At the CFA Societies Australian Investment Conference, panellists were given a case study on whether a hypothetical super fund should abandon or retain its ex-fossil fuel stance in the face of underperformance and failing the Your Future, Your Super performance test.
They were then asked to debate whether they would maintain it and accept the underperformance, make selective reinvestments back into fossil fuels or abandon it in favour of financial returns.
Debating the first answer, Cassandra Crowe, vice president at T. Rowe Price, said some super funds would consider it their fiduciary duty to maintain a fossil fuel-free stance but that it meant the super fund would lose the ability to engage with the companies who may be taking positive actions on renewables.
Clare Sa’adeh, director of relationship management and sales at MFS Investment Management, debated the second answer and said she believed that option would run the risk of a super fund selecting the wrong companies to reinvest into.

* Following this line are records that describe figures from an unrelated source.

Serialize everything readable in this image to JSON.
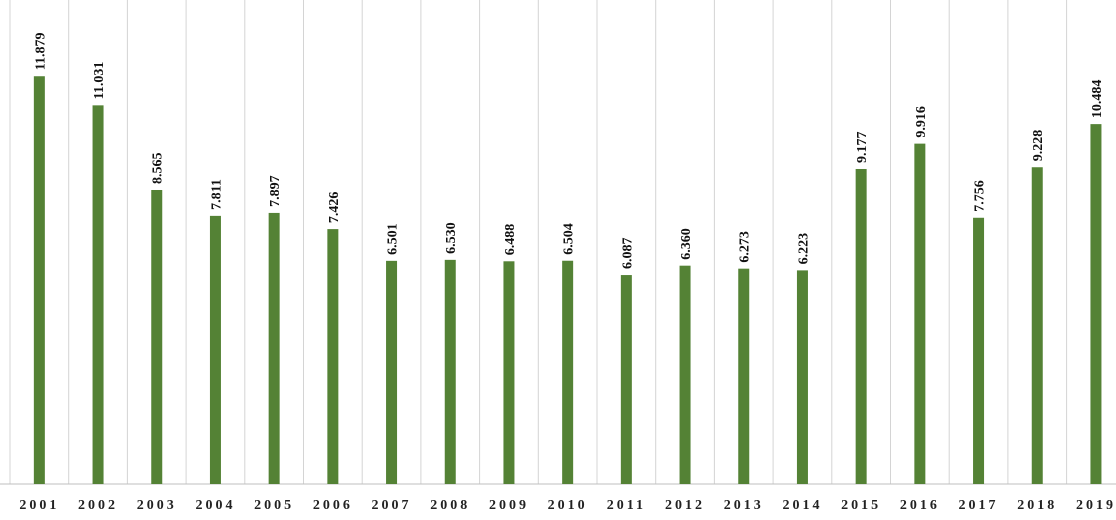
{
  "chart_data": {
    "type": "bar",
    "categories": [
      "2001",
      "2002",
      "2003",
      "2004",
      "2005",
      "2006",
      "2007",
      "2008",
      "2009",
      "2010",
      "2011",
      "2012",
      "2013",
      "2014",
      "2015",
      "2016",
      "2017",
      "2018",
      "2019"
    ],
    "values": [
      11.879,
      11.031,
      8.565,
      7.811,
      7.897,
      7.426,
      6.501,
      6.53,
      6.488,
      6.504,
      6.087,
      6.36,
      6.273,
      6.223,
      9.177,
      9.916,
      7.756,
      9.228,
      10.484
    ],
    "value_labels": [
      "11.879",
      "11.031",
      "8.565",
      "7.811",
      "7.897",
      "7.426",
      "6.501",
      "6.530",
      "6.488",
      "6.504",
      "6.087",
      "6.360",
      "6.273",
      "6.223",
      "9.177",
      "9.916",
      "7.756",
      "9.228",
      "10.484"
    ],
    "title": "",
    "xlabel": "",
    "ylabel": "",
    "ylim": [
      0,
      14.1
    ],
    "grid": "vertical",
    "legend": "none",
    "colors": {
      "bar": "#548235",
      "grid": "#d4d4d4",
      "axis": "#bfbfbf"
    }
  }
}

“I think [this option] allows trustees to maintain some sort of commitment to sustainability by selecting best-in-class companies and being discerning about that,” she said.
“And then they have the opportunity to engage with the companies, hold them to account and ensure they met their climate change plans.
“But if they choose the wrong companies or those companies don’t execute well then that could slow down the energy transition.”
Nidal Danoun, executive director at Prosperity Financial Services, selected to debate the final option which he described as “at odds with public sentiment”.
However, given retirees were focused on wealth, this would be a good option for them in the short term. Focusing on investing the funds’ assets for the purpose of retirement would also help the trustees to meet the sole purpose test and would reduce the likelihood of redemptions which would protect all members.
The option would likely to “alienate” young members though, he added.
“They are invested in the future and the future of the environment. Although retirees have a significant chunk of the fund’s assets, the balances of younger members are naturally increasing so we need to be careful and find a balance for them.”